I agreed to chair the committee and hosted several meetings in our home. I listened to their views about safety, distance and having their children in a new environment that was foreign to them.  Prior to planning a path to victory I felt some research was required. 
 
I learned that this had been attempted three times before and had failed each time. The police didn’t feel there was a risk in the children crossing Kingston Road. The Toronto District School Board (TDSB) wasn’t in favour of it and Bliss Carmen was and is a good school. So I reached out to the Fairmount Principal at the time, Margo Ratsep, to get her take on it. She invited me to the school for a conversation. 

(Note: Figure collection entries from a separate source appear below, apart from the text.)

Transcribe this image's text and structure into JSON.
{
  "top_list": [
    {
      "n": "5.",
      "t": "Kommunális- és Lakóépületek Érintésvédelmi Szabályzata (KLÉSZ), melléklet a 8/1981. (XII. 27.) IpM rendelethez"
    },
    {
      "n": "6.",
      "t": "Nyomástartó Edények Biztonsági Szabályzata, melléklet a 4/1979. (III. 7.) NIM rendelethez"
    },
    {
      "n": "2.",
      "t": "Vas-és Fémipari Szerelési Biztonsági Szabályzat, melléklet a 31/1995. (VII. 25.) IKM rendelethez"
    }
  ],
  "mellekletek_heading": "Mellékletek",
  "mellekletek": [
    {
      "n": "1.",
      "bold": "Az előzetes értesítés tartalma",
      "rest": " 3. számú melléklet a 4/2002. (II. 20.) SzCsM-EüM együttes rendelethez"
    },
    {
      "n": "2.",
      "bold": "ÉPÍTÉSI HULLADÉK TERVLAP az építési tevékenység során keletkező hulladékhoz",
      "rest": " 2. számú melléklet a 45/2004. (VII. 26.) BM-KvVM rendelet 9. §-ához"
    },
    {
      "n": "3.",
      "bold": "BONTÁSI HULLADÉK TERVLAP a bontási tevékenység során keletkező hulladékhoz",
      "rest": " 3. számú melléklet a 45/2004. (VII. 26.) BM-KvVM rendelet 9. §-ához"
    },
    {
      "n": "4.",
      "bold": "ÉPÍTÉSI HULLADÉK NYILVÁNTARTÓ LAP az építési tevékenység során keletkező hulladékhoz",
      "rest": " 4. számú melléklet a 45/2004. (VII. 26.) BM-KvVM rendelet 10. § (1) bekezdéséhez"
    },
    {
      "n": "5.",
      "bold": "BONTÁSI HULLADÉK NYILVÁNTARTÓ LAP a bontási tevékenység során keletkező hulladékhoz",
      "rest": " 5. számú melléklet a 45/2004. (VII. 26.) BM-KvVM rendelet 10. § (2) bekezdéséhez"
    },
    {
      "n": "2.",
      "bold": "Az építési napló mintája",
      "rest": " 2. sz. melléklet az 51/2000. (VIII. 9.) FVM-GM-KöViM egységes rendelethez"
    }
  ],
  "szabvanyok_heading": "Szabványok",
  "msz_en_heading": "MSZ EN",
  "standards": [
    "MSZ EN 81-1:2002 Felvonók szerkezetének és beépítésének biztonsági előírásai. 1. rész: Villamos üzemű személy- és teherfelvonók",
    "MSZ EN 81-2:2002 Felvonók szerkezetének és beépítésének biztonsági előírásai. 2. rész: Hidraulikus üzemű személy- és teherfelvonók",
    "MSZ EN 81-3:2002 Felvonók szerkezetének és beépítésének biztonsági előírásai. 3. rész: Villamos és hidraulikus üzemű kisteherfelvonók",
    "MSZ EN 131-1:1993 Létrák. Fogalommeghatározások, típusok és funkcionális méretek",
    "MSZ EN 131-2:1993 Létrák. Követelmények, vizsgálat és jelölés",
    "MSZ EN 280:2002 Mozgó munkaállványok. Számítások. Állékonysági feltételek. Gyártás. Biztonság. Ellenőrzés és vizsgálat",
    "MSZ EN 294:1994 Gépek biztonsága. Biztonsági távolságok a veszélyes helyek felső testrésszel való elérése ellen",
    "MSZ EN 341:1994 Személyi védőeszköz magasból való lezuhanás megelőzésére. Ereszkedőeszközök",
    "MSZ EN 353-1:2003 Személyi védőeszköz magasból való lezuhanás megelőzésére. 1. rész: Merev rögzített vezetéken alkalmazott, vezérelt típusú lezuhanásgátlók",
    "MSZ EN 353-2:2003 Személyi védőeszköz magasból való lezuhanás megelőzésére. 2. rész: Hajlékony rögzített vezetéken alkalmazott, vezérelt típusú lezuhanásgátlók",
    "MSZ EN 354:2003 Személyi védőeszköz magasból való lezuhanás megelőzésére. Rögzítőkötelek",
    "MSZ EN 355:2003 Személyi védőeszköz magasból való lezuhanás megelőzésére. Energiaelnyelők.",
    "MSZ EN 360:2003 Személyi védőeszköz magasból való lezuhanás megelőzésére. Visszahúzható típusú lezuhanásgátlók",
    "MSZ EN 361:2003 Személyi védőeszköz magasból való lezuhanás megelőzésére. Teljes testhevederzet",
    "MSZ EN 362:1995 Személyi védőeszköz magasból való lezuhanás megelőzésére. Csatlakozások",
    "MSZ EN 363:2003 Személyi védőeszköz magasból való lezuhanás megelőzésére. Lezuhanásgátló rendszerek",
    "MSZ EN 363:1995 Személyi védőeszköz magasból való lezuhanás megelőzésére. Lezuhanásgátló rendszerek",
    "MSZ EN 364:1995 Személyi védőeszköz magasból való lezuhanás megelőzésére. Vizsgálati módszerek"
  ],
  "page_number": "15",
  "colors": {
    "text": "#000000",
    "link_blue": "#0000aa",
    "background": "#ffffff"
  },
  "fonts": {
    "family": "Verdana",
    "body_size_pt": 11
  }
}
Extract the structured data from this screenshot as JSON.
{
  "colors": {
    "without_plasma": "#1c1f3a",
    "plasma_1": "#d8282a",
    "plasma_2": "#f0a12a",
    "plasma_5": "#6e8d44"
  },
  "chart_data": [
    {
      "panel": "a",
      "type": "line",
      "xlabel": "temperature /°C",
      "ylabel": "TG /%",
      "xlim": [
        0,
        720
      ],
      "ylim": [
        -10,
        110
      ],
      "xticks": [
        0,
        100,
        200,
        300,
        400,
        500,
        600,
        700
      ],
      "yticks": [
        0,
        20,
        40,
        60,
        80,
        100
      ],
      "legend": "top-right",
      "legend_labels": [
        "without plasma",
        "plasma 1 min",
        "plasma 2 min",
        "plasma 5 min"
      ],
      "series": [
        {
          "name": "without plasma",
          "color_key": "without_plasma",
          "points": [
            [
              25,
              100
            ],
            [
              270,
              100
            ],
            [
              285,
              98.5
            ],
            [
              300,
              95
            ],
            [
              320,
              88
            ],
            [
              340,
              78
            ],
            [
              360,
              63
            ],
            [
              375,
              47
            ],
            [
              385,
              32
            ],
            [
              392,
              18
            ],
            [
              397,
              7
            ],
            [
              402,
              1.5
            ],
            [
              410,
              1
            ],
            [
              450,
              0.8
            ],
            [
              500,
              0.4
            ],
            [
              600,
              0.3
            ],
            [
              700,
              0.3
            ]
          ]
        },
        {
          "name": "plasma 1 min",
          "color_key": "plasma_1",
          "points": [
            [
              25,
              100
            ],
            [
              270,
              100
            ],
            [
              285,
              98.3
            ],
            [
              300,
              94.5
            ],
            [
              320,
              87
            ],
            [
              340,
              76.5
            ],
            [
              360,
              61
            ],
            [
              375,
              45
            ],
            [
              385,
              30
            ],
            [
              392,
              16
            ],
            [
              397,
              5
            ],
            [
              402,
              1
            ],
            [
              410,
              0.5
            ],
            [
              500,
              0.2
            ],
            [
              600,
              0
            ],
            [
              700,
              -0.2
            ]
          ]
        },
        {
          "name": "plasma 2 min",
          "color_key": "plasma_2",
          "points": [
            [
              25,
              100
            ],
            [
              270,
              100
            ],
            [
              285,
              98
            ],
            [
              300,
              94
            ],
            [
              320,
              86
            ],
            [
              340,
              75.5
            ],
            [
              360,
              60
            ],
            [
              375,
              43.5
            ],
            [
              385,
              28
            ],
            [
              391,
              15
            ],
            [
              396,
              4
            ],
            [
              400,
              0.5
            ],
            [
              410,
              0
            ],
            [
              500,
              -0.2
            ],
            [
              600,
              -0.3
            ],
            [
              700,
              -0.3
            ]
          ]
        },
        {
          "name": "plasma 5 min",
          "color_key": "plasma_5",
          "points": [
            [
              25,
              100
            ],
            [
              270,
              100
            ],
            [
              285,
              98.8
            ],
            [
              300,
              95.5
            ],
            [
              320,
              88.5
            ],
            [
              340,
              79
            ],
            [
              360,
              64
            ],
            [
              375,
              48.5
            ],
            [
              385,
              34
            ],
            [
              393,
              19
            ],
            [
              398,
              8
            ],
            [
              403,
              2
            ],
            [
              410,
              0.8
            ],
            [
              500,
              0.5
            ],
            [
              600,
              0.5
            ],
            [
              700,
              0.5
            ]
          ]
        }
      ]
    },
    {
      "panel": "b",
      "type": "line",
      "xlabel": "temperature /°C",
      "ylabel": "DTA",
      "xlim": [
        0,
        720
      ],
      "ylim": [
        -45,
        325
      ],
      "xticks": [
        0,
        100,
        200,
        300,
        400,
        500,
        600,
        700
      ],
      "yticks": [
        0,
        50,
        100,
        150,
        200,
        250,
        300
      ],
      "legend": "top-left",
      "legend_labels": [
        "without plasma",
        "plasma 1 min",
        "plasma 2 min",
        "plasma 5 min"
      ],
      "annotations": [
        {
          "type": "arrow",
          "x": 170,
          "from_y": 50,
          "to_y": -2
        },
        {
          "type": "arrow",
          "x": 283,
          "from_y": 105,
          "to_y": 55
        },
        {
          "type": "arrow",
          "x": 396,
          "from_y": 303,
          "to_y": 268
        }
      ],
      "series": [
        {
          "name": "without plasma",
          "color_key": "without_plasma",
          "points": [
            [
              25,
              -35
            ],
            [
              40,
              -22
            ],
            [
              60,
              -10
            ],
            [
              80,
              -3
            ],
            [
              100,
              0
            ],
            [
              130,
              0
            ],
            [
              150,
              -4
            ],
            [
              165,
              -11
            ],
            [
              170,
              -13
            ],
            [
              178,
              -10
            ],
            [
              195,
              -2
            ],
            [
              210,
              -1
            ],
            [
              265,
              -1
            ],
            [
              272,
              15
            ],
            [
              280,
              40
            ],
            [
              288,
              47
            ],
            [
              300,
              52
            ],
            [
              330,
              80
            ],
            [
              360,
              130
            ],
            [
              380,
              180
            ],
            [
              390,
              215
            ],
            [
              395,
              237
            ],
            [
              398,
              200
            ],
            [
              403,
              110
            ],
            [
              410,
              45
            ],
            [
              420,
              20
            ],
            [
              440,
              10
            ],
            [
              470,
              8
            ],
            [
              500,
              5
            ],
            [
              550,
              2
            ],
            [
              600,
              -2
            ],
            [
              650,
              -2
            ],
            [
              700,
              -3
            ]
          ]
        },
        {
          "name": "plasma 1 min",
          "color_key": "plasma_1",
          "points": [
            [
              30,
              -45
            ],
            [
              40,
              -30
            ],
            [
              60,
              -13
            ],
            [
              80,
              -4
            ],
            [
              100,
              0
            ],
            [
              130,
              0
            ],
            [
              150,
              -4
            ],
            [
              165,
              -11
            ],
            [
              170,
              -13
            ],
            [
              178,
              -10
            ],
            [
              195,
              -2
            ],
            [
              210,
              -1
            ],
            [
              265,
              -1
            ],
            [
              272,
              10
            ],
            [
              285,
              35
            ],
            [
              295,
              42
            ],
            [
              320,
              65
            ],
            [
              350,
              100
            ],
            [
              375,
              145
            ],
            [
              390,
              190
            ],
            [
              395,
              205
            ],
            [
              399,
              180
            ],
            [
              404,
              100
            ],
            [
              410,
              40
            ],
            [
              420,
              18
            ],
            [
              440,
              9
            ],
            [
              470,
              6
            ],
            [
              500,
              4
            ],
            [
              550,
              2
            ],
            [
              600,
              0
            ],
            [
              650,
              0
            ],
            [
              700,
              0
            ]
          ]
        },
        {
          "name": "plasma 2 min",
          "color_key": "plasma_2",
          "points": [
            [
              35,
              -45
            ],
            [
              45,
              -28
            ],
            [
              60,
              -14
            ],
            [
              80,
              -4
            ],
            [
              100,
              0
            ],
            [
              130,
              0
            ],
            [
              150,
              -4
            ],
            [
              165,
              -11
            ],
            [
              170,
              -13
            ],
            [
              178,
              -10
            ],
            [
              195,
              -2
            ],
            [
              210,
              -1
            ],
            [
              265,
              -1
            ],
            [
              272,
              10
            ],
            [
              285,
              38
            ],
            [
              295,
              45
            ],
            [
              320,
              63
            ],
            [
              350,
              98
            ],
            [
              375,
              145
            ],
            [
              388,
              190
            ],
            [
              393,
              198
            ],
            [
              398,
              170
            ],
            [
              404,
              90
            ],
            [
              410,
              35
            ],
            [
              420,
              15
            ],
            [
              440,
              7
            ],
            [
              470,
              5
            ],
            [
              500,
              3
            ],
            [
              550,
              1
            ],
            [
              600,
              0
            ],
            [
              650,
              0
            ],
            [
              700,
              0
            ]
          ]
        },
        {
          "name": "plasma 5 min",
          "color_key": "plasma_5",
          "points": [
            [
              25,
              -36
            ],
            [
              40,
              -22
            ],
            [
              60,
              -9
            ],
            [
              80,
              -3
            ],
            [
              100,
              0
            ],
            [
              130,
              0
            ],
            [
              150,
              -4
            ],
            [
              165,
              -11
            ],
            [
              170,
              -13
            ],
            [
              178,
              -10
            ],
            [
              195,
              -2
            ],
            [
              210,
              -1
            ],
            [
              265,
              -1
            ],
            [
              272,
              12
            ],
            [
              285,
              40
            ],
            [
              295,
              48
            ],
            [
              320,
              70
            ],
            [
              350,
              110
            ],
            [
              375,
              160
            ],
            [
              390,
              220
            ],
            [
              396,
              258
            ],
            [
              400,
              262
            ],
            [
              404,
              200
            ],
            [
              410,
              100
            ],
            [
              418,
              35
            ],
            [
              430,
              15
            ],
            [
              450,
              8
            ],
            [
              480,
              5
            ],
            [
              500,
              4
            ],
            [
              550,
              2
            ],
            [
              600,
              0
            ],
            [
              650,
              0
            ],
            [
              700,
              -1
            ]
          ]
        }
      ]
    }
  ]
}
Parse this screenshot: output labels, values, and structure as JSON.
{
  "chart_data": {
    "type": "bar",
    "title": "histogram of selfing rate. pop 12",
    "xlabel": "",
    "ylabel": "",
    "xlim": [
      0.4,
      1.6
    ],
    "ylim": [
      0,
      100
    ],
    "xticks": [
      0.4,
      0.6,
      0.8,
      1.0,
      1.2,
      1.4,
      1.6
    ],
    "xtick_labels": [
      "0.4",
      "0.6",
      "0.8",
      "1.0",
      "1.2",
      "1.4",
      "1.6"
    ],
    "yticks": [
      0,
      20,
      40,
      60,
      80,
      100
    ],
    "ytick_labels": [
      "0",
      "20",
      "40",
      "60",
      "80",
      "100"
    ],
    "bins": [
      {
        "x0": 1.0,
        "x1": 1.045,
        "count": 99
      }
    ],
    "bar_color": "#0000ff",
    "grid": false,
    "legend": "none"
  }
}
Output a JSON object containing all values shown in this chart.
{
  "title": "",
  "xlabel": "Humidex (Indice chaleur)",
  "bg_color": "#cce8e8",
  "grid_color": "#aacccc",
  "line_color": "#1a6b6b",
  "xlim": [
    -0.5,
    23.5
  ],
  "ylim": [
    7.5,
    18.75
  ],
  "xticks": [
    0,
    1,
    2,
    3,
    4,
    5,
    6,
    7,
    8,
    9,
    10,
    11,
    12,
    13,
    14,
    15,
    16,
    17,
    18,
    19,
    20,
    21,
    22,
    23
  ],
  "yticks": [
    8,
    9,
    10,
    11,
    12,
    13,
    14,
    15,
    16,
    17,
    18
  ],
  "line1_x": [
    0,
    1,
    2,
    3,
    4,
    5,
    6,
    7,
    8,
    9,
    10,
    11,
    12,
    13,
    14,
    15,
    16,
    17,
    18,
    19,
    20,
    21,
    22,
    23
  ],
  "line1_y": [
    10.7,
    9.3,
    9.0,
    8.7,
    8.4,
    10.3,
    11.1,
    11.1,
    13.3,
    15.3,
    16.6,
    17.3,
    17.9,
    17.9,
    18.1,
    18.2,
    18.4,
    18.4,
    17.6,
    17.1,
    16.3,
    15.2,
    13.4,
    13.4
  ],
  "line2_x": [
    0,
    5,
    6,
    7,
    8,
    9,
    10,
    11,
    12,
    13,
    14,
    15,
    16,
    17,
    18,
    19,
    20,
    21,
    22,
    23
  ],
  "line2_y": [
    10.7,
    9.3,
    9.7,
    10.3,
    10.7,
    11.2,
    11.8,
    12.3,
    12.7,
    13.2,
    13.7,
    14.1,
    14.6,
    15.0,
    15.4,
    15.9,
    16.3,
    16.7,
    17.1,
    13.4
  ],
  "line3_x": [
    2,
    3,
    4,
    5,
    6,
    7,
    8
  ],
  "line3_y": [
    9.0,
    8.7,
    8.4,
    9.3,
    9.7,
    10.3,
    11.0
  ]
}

The school needed a new direction.  Enrollment was down and one wing of the school was largely wrapped in plastic and had been closed. The school also sat on many acres of property overlooking the Bluffs – a developers dream. The school was a target for closure and sale. Now I got it but still had no path to victory. I presented my findings to the committee outlining that this would not be a slam dunk. Most of them bailed save for Catherine Bacque. We were then down to a committee of two. 
 
Catherine and I kicked around ideas for weeks looking for a way to make the school attractive for students, parents, teachers and the School Board. It was Catherine who came up with the idea of an Arts Based Curriculum (ABC) model that she had heard about. It had been developed in California and was being used in a school in Toronto’s west end, Faywood in Wilson Heights, where it had resulted in a dramatic improvement in test scores. 
 
However, it was my job to sell it to the Principal and the Parent / Teacher Council which was not an easy task. The Principal was interested but the parents weren’t. They were concerned about the effect that an ABC model would have on math and science education. We were now in a position where we had to demonstrate the concept. Neither Catherine nor I could think of a convincing way to prove the ABC model’s effectiveness. It was the Principal’s idea that finally sold the Parent Council on the new model.  She had the children build a model city in the gymnasium. It involved angles, slopes, math, geometry, public planning and team building skills. 
 
When the parents and the Parent Council members saw the wonderful results and exciting potential, they got it. Most importantly the students loved it. The next challenge was to find teachers who could teach through the arts. That took another six years. When that happened in 2007 Fairmount was officially designated as an ABC destination school and grew to be a K-8 school. 
 
I was invited to a ceremony and given a gold plated letter opener, still on my desk. But Catherine wasn’t recognised which bothered me.  So recently I invited her to the school to see the results of our work and presented her with a gold plated letter opener of her own.  It takes a team to save a school.